My slide company was before Western Park, but it is Western Park-worthy. I got caught up in the romanticism of skiing. When you are skittering down slopes all day you can’t help but think about doing it everywhere. 

It costs $10 plus GST to reserve a company name in New Zealand and my dad’s birthday present to me was SLIDE, the company. Which means it was the only present that didn’t get lost by KLM when we flew to England. My mum bought me undies and they didn’t make it. 

Every day Dad writes a message to KLM like this:

“Hi KLM. Nice plane. Where is my luggage? It has been missing since July 9”.

In this case, a bag came down for air and never came back up.

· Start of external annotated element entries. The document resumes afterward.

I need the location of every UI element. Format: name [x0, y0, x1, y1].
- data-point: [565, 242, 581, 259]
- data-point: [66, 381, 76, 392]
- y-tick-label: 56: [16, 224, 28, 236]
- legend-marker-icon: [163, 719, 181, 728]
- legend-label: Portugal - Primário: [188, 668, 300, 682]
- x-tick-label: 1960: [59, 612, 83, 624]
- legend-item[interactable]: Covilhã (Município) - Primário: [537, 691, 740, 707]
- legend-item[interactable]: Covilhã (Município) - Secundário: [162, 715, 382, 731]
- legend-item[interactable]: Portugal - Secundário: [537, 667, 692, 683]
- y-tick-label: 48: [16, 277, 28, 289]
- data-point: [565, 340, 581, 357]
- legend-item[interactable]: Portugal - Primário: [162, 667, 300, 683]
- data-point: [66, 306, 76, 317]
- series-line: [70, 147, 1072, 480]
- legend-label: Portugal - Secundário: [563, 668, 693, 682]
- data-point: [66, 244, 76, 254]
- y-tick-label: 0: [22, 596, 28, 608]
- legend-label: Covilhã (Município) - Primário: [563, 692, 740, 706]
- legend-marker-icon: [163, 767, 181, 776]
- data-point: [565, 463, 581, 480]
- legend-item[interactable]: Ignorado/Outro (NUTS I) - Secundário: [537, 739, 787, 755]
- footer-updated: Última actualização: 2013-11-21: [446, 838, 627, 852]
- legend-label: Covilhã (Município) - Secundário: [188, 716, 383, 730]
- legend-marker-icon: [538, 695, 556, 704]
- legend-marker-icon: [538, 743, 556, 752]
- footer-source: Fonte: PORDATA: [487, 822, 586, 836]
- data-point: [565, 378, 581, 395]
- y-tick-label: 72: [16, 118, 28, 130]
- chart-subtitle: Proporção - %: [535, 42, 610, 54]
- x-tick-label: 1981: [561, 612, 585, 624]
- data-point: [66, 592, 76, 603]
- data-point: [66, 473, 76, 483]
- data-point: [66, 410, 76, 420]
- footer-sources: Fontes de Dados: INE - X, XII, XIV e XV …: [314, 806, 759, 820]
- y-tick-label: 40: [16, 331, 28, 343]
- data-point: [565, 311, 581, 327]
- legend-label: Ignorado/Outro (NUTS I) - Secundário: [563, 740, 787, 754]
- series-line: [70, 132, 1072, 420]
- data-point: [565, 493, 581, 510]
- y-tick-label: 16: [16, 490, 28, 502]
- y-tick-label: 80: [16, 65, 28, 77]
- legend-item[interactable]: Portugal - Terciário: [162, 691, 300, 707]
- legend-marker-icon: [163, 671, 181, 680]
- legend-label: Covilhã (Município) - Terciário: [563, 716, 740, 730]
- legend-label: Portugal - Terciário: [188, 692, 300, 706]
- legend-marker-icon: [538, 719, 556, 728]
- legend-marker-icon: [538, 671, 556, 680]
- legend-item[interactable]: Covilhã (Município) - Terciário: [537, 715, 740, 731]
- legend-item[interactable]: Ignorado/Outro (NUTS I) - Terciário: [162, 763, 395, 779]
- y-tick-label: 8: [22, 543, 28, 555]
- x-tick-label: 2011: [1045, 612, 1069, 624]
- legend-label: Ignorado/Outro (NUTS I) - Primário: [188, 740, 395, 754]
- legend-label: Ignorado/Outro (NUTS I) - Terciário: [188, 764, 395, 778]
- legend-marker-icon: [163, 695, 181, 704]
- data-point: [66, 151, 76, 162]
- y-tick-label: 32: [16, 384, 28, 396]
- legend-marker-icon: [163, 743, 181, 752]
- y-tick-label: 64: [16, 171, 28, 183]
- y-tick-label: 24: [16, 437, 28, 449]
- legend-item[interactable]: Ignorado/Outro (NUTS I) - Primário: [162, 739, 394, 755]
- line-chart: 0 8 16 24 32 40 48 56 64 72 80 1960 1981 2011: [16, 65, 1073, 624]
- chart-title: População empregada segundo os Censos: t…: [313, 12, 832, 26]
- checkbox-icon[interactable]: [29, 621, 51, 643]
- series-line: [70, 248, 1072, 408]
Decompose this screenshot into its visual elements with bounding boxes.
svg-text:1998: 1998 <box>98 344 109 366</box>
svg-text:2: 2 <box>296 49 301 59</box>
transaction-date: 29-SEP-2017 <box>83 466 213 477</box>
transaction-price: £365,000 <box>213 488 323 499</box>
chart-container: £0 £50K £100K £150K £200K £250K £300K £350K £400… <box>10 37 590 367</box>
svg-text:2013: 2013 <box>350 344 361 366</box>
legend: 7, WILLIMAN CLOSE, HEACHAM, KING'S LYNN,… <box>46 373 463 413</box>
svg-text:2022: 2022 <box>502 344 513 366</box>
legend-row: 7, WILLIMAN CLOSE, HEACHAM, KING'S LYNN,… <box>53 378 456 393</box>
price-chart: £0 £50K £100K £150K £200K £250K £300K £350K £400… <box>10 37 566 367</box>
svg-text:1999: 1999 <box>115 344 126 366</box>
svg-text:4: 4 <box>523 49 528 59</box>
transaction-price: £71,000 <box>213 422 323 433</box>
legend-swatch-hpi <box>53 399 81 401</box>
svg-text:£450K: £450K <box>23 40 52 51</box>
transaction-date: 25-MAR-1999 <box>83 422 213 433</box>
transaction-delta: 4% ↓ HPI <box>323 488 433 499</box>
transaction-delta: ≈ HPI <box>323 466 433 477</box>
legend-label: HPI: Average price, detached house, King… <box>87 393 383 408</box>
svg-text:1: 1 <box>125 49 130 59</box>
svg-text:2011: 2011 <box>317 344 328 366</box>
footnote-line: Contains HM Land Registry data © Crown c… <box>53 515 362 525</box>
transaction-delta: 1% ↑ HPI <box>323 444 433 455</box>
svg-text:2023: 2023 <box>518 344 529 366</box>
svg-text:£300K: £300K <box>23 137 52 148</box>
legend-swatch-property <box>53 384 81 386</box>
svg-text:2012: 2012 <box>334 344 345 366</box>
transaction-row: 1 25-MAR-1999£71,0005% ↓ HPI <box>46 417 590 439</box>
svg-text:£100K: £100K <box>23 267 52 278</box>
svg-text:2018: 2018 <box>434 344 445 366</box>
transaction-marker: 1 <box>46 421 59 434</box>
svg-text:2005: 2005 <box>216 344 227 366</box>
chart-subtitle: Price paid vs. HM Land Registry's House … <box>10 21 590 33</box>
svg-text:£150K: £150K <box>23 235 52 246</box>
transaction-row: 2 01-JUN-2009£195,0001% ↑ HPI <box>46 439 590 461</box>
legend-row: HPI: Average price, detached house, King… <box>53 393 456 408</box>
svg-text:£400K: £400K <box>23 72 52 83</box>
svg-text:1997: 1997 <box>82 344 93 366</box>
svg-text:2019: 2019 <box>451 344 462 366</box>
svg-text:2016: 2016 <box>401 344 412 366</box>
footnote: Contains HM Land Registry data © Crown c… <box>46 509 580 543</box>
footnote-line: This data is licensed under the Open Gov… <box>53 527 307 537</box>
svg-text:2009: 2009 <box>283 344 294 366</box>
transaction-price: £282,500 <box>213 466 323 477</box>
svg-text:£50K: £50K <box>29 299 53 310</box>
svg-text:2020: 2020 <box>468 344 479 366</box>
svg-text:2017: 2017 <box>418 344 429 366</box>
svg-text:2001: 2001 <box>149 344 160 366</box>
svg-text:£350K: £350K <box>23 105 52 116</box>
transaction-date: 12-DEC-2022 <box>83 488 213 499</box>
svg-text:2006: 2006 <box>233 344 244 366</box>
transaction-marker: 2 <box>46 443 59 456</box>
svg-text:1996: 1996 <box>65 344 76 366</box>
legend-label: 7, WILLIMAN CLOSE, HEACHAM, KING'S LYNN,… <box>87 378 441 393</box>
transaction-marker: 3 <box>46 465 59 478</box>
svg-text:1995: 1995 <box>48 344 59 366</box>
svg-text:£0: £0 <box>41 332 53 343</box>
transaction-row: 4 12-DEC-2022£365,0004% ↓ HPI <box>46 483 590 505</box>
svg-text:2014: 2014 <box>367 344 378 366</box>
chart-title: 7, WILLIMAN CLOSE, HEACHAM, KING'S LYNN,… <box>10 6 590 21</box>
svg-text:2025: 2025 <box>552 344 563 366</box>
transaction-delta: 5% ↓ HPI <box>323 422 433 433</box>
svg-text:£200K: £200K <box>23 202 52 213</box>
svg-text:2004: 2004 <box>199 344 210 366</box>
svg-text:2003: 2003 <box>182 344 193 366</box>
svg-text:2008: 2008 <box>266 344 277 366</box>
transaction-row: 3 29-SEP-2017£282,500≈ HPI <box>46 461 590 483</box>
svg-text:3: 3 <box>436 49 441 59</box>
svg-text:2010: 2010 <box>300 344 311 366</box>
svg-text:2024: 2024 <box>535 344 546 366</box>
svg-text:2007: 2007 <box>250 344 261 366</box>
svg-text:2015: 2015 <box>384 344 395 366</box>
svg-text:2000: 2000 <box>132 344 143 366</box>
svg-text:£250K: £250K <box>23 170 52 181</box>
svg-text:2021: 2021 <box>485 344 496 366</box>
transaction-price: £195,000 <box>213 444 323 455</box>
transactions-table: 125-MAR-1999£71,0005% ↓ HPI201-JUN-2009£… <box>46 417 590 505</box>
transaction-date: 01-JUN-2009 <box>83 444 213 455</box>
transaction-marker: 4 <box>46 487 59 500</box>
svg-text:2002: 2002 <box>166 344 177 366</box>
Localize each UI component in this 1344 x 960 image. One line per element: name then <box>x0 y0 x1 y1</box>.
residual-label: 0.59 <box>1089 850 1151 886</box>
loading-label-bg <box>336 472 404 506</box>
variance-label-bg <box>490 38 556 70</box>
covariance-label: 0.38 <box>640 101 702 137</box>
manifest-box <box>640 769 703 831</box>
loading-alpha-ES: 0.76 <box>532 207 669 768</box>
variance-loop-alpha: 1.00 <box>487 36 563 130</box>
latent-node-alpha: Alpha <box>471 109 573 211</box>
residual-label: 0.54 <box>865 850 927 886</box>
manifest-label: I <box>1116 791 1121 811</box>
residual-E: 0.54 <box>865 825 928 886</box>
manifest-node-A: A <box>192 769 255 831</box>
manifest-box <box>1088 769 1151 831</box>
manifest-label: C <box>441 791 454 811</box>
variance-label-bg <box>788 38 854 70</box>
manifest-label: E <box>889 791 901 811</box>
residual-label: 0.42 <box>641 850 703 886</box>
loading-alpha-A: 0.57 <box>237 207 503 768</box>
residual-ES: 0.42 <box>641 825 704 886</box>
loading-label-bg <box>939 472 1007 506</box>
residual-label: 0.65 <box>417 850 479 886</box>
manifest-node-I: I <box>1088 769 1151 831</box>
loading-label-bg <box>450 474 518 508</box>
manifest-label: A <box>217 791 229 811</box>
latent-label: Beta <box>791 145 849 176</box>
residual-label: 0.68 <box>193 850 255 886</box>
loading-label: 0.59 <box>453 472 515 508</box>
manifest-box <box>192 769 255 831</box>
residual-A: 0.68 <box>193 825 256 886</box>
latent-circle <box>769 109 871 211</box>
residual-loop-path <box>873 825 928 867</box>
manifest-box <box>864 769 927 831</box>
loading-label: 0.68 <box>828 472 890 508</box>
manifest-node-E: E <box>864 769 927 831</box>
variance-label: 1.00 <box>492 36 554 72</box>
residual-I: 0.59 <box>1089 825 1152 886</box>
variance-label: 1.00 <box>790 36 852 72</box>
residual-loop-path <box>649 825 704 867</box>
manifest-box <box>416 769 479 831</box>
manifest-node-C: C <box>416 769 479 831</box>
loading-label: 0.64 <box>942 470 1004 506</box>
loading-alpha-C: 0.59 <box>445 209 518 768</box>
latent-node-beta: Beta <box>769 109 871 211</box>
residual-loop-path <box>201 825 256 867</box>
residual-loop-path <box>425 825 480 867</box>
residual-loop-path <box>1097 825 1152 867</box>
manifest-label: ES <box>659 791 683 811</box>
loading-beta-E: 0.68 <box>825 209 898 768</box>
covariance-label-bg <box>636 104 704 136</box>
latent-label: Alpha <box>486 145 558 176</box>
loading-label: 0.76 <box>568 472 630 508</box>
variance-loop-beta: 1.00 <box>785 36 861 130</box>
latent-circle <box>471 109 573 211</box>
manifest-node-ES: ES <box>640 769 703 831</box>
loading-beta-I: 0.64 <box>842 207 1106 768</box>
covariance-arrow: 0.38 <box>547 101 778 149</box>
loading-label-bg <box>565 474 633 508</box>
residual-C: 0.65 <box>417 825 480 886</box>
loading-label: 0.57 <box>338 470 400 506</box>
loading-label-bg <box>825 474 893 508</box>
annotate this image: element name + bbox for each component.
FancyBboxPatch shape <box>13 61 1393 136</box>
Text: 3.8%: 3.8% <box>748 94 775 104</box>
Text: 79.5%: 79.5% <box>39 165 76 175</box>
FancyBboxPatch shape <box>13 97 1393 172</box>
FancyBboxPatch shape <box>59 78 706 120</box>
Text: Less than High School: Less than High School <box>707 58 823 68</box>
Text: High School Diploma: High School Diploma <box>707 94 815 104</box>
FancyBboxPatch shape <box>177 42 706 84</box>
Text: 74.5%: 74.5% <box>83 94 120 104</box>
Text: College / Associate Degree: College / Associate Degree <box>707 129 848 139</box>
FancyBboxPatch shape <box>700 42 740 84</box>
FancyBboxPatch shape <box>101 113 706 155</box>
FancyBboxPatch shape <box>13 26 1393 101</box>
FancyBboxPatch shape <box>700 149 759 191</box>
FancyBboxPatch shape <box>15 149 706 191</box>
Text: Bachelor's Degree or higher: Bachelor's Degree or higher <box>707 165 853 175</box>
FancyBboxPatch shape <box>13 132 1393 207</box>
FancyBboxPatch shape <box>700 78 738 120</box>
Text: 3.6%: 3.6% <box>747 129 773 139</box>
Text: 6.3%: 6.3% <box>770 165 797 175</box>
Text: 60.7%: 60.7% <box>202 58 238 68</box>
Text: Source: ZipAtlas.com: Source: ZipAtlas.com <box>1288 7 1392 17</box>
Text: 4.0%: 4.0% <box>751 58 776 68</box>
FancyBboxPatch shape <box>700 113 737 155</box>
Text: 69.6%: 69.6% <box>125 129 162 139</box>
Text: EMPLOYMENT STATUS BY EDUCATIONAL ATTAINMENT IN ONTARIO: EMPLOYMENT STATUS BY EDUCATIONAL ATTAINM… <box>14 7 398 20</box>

When you lose your suitcase, they sell it 100 days later. It’s like Storage Wars, only I’m not sure there is one for luggage. If you bought my dad’s suitcase you would find running gear and a crime thriller. 

In June, I lost my job. I decided I might as well apply for the SCA, but I was worried that I wasn’t creative enough for it. The idea of shaving my head didn’t appeal and I can’t cook eggs. Mainly what I do is go for bottomless brunch and silly little walks in Western Park. 

Around that time, the whole flat got COVID and I annoyed them all by walking around agonising about what it meant to be Creative and how it might be possible to have an Idea.  

The concept of coming down for air when you are in a state like this is a useful tool, even though it really is just a tagline. It made me think that sometimes you can just walk around a park and see an idea in the grass or bump into it coming off a slide. 

I think what I’m saying here is that it’s important to remember to go outside sometimes.

Once I got stuck on a ski run at Mt Ruapehu and my mum had to get the chairlift back up to tell me it is easier to go downhill than up. This is common sense but people do have to tell you. 

There are a lot of situations that are stressful or scary, like looking downhill if you are skiing, or downslide if you are a businessman, or at KLM’s Facebook page if you are my father. For me, it’s moving around the world and leaping into the career I want, rather than the one that’s safe or easy. It’s leaving my family and possibly my suitcases behind me and breathing in new parks with new people.

So, I’m trying to remember that it feels better when you go for a walk, or do whatever it is that helps you come down for air.